Q. 21 The assumptions of the simple linear regression model include: a. the errors are normally distributed b. the error terms have a constant variance c. the errors have a mean of zero d. All of the above e. a and c only
Which of the following are assumptions for the linear regression model? CHECK THAT ALL MAY APPLY!!! Select one or more: a. Regression function (i.e., equation) is linear. b. Error terms are normally distributed. c. Error terms are independent. d. Error terms have constant variance. e. Regression model fits all observations (i.e., no outliers).
Suppose the birth weights of full-term babies are normally distributed with mean 3600 grams and standard deviation σ = 480 grams. Complete parts (a) through (c) below. Suppose the birth weights of full-term babies are normally distributed with mean 3600 grams and standard de ation σ=480 grams. Complete parts a through c) below. (a) Draw a normal curve with the parameters labeled. Choose the corect graph below O A. C. Ο D. 3120/4080 28404560 264013600 3600 3600 3120 (b) Shade...

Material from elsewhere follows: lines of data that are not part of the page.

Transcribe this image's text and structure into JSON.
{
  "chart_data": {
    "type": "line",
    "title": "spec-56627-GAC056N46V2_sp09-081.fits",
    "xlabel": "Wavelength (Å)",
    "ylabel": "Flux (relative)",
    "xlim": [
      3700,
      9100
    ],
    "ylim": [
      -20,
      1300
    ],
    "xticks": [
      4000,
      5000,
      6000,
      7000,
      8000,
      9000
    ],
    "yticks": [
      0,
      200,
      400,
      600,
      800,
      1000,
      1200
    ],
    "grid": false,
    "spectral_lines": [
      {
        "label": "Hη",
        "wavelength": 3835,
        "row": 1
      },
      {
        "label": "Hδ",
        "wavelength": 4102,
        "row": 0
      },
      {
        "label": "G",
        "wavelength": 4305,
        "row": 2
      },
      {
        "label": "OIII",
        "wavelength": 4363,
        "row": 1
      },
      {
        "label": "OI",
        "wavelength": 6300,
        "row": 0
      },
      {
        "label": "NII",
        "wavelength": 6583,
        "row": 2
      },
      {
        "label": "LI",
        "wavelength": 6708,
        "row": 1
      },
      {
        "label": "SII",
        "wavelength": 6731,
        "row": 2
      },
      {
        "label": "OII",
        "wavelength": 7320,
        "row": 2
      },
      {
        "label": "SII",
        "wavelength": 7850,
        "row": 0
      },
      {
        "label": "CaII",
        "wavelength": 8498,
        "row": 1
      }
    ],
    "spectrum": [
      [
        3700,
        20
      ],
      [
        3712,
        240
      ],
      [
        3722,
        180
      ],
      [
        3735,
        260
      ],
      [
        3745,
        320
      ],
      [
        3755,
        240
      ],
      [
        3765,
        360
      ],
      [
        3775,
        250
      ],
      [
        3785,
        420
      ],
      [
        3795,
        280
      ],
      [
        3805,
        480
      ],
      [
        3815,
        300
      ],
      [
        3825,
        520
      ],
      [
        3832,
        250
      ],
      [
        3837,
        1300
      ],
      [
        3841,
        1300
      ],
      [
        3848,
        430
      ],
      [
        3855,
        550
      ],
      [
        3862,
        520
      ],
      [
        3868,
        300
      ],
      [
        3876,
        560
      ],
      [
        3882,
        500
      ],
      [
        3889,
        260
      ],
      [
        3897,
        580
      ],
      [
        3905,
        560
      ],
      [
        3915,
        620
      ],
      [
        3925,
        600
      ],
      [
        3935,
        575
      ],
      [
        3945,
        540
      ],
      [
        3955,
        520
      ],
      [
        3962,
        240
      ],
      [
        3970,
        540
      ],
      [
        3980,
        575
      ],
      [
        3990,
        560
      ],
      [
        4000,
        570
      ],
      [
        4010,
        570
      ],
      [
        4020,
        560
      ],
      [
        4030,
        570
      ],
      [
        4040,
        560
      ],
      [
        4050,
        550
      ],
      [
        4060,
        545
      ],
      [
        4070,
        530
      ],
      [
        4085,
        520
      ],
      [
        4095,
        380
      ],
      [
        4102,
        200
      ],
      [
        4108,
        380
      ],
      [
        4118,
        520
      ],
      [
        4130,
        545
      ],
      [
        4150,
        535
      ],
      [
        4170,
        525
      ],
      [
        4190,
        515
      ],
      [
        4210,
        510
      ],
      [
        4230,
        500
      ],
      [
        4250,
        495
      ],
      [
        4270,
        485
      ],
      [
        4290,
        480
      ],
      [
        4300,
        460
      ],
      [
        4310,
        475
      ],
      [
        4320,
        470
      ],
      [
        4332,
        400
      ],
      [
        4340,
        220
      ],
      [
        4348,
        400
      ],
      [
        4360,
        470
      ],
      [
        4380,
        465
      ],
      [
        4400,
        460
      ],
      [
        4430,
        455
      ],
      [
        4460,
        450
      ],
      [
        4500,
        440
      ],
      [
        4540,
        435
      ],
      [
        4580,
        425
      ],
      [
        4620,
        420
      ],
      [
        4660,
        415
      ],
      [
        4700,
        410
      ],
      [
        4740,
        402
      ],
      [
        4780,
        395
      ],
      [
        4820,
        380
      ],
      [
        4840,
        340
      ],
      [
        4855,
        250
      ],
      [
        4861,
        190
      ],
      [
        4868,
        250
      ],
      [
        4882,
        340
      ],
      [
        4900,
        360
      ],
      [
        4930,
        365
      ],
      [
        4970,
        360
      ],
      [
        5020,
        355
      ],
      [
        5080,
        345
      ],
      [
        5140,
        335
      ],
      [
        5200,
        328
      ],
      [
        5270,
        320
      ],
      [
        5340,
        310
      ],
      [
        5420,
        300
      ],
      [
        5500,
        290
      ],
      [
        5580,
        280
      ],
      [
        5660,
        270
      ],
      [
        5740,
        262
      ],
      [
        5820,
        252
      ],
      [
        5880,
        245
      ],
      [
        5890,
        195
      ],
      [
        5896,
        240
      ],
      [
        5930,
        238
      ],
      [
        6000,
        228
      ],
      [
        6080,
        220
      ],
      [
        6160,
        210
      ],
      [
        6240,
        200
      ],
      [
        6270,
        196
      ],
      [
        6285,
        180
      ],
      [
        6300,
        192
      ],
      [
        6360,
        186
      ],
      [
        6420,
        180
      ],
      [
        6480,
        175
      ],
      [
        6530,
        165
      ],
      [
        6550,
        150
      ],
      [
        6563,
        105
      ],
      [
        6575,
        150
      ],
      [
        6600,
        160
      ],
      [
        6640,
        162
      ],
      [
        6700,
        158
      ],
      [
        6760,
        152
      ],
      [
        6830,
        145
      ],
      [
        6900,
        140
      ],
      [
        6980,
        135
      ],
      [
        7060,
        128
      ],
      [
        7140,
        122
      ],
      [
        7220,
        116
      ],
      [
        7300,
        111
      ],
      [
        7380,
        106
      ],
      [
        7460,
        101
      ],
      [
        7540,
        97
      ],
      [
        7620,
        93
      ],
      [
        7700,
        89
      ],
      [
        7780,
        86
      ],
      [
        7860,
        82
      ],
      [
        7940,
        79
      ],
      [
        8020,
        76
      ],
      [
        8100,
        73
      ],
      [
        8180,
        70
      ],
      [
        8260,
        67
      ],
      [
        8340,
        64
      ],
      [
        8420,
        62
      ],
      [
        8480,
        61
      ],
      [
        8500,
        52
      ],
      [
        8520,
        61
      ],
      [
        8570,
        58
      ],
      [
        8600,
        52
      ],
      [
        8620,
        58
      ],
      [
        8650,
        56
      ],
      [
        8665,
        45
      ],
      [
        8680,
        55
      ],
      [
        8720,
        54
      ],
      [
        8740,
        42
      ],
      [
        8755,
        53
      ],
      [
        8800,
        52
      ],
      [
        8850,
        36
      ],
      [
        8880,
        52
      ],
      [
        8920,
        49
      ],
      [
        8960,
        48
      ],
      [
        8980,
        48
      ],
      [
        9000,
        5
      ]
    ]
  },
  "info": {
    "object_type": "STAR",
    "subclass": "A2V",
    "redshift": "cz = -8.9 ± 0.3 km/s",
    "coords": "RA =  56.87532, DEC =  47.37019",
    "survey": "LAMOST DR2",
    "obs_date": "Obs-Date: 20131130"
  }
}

(20 points) Suppose that the return of stock A is normally distributed with mean 4% and standard deviation 5%, the return of stock B is normally distributed with mean 8% and standard deviation 10%, and the covariance between the returns of stock A and stock B is -30(%)2. Now you have an endowment of 1 dollar, and you decide to invset w dollar in stock A and 1 - w dollar in stock B. Let rp be the overall return...
(20 points) Suppose that the return of stock A is normally distributed with mean 4% and standard deviation 5%, the return of stock B is normally distributed with mean 8% and standard deviation 10%, and the covariance between the returns of stock A and stock B is -30(%)2. Now you have an endowment of 1 dollar, and you decide to İnvset w dollar in stock A and 1 - w dollar in stock B. Let rp be the overall return...
The random variable B is normally distributed with mean zero and unit variance. Find the probability that the quadratic equation X2 +2BX + 1 = 0 has real roots. Given that the two roots X and X, are real, find, giving your answers to three significant figures: (i) the probability that both X and X, are greater than ; (ii) the expected value of X1 + X2l.